Grüne: Sachsen muss Klimaschutz stärker vorantreiben
Sachsens Grüne haben nach den Protesten erneut einen geordneten Rückzug aus der Braunkohle gefordert. "Die Menschen wollen, dass auch Sachsen aus der Braunkohle als klima- und umweltschädlichem Energieträger aussteigt", sagte Parteichef Jürgen Kasek. Die sächsische Regierung müsse den Klimaschutz und die Energiewende viel entschlossener als bisher vorantreiben.
CDU Sachsen will Aussprache im Landtag
Die CDU-Fraktion im Sächsischen Landtag macht unterdessen die Linke 
mitverantwortlich für die Ausschreitungen. "Mit ihrer Mobilisierung für 
das sogenannte 'Klimacamp' ist die Linke für den Gewaltausbruch im 
Lausitzer Braunkohlerevier politisch mitverantwortlich", erklärte der 
energiepolitische Sprecher Lars Rohwer. 
Sein Fraktionskollege 
Frank Hirche forderte eine Aufklärung der Vorfälle im Landtag. 
"Ich erwarte, dass die Vorfälle im Sächsischen Landtag ausgewertet 
werden, da es keine Frage auf Länderebene ist, sondern eine Frage 
unserer Region. Die 'politischen Beobachter' der Linken-Fraktion des 
Sächsischen Landtages haben nicht zur Deeskalation der Gewalt 
beigetragen, sondern vielmehr noch applaudiert." Das sei auch nicht 
durch ein Engagement für den Klimaschutz zu rechtfertigen, so Hirche.
Wer wie die CDU zivilen Ungehorsam als 'Gewaltausbruch' denunziert, hat nicht begriffen, wie die Zivilgesellschaft in der Demokratie funktioniert.

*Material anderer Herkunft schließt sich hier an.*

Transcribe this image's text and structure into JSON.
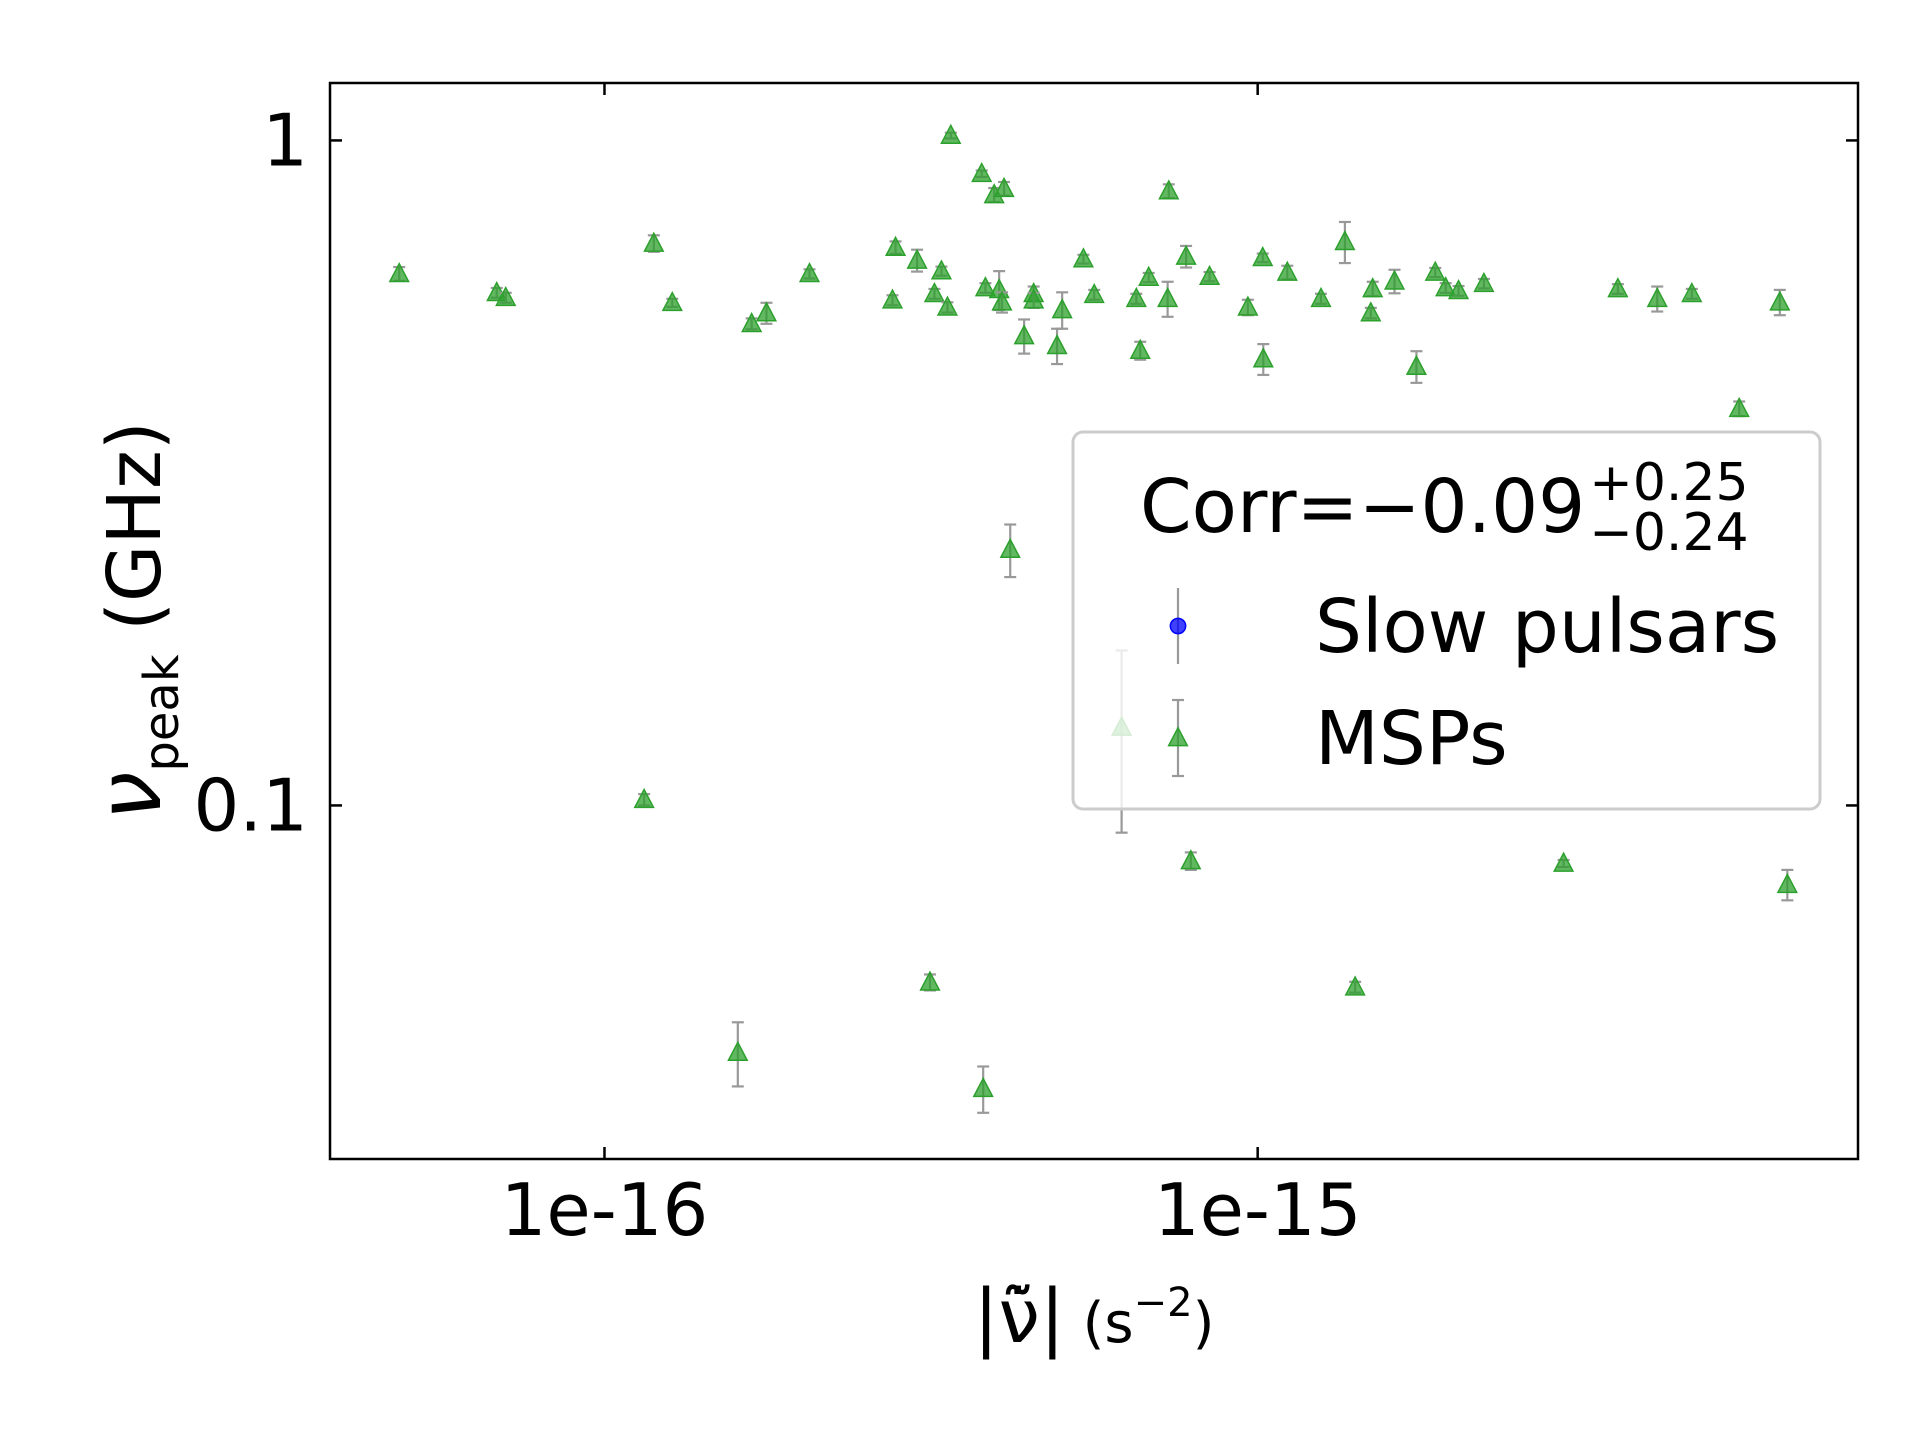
{
  "chart_data": {
    "type": "scatter",
    "x_label": {
      "main": "|ν̃̇|",
      "unit": " (s",
      "exponent": "−2",
      "close": ")"
    },
    "y_label": {
      "symbol": "ν",
      "subscript": "peak",
      "unit": " (GHz)"
    },
    "xscale": "log",
    "yscale": "log",
    "xlim": [
      3.8e-17,
      8.3e-15
    ],
    "ylim": [
      0.0294,
      1.22
    ],
    "xticks": [
      {
        "value": 1e-16,
        "label": "1e-16"
      },
      {
        "value": 1e-15,
        "label": "1e-15"
      }
    ],
    "yticks": [
      1,
      0.1
    ],
    "legend_position": "center right",
    "legend_title": {
      "text": "Corr=−0.09",
      "upper": "+0.25",
      "lower": "−0.24"
    },
    "series": [
      {
        "name": "Slow pulsars",
        "color": "#0000ff",
        "marker": "circle",
        "x": [],
        "values": [],
        "errors": []
      },
      {
        "name": "MSPs",
        "color": "#2ca02c",
        "marker": "triangle",
        "x": [
          4.85e-17,
          6.84e-17,
          7.06e-17,
          1.15e-16,
          1.19e-16,
          1.27e-16,
          1.6e-16,
          1.68e-16,
          1.77e-16,
          2.06e-16,
          2.76e-16,
          2.79e-16,
          3.01e-16,
          3.15e-16,
          3.2e-16,
          3.28e-16,
          3.35e-16,
          3.39e-16,
          3.78e-16,
          3.8e-16,
          3.83e-16,
          3.95e-16,
          4.02e-16,
          4.06e-16,
          4.09e-16,
          4.18e-16,
          4.39e-16,
          4.54e-16,
          4.54e-16,
          4.93e-16,
          5.02e-16,
          5.41e-16,
          5.62e-16,
          6.19e-16,
          6.52e-16,
          6.61e-16,
          6.81e-16,
          7.28e-16,
          7.31e-16,
          7.77e-16,
          7.9e-16,
          8.44e-16,
          9.66e-16,
          1.018e-15,
          1.02e-15,
          1.11e-15,
          1.25e-15,
          1.36e-15,
          1.41e-15,
          1.49e-15,
          1.5e-15,
          1.62e-15,
          1.75e-15,
          1.87e-15,
          1.94e-15,
          2.03e-15,
          2.22e-15,
          2.94e-15,
          3.56e-15,
          4.09e-15,
          4.62e-15,
          5.46e-15,
          6.3e-15,
          6.47e-15
        ],
        "values": [
          0.63,
          0.59,
          0.58,
          0.102,
          0.7,
          0.57,
          0.0425,
          0.53,
          0.55,
          0.63,
          0.575,
          0.69,
          0.66,
          0.0542,
          0.588,
          0.636,
          0.561,
          1.017,
          0.891,
          0.0375,
          0.6,
          0.828,
          0.596,
          0.571,
          0.846,
          0.2425,
          0.508,
          0.588,
          0.575,
          0.491,
          0.556,
          0.663,
          0.586,
          0.131,
          0.578,
          0.483,
          0.622,
          0.578,
          0.839,
          0.669,
          0.0825,
          0.624,
          0.561,
          0.666,
          0.469,
          0.633,
          0.578,
          0.704,
          0.0533,
          0.55,
          0.598,
          0.614,
          0.457,
          0.633,
          0.6,
          0.594,
          0.609,
          0.0818,
          0.598,
          0.578,
          0.588,
          0.395,
          0.571,
          0.076
        ],
        "errors": [
          0.015,
          0.01,
          0.01,
          0.002,
          0.02,
          0.008,
          0.0047,
          0.01,
          0.02,
          0.01,
          0.01,
          0.015,
          0.025,
          0.0015,
          0.01,
          0.01,
          0.01,
          0.01,
          0.01,
          0.003,
          0.01,
          0.02,
          0.04,
          0.02,
          0.02,
          0.022,
          0.03,
          0.015,
          0.015,
          0.03,
          0.035,
          0.01,
          0.01,
          0.04,
          0.01,
          0.015,
          0.01,
          0.035,
          0.02,
          0.025,
          0.0025,
          0.01,
          0.015,
          0.01,
          0.025,
          0.015,
          0.01,
          0.05,
          0.001,
          0.01,
          0.015,
          0.025,
          0.025,
          0.01,
          0.01,
          0.01,
          0.01,
          0.001,
          0.01,
          0.025,
          0.01,
          0.01,
          0.025,
          0.004
        ]
      }
    ]
  }
}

Marco Böhme, klimapolitischer Sprecher der Linke-Fraktion
Die Linke wies die Vorwürfe zurück. Der klimapolitische Sprecher Marco Böhme erklärte am Montag, die Vorwürfe seien haltlos und grenzten an üble Nachrede. "Die Behauptung des Applauses für Gewalt ist eine Unverschämtheit und widerspricht schlicht den Tatsachen", so Böhme. "Es handelt sich um den billigen Versuch, vom eigenen Versagen in der regionalen Strukturpolitik durch Braunkohlefixierung abzulenken, indem Aktivist*innen der sozialökologischen Energiewende kriminalisiert werden." Die Linke habe vielmehr vermittelnde Gespräche mit der Polizei geführt, so Böhme.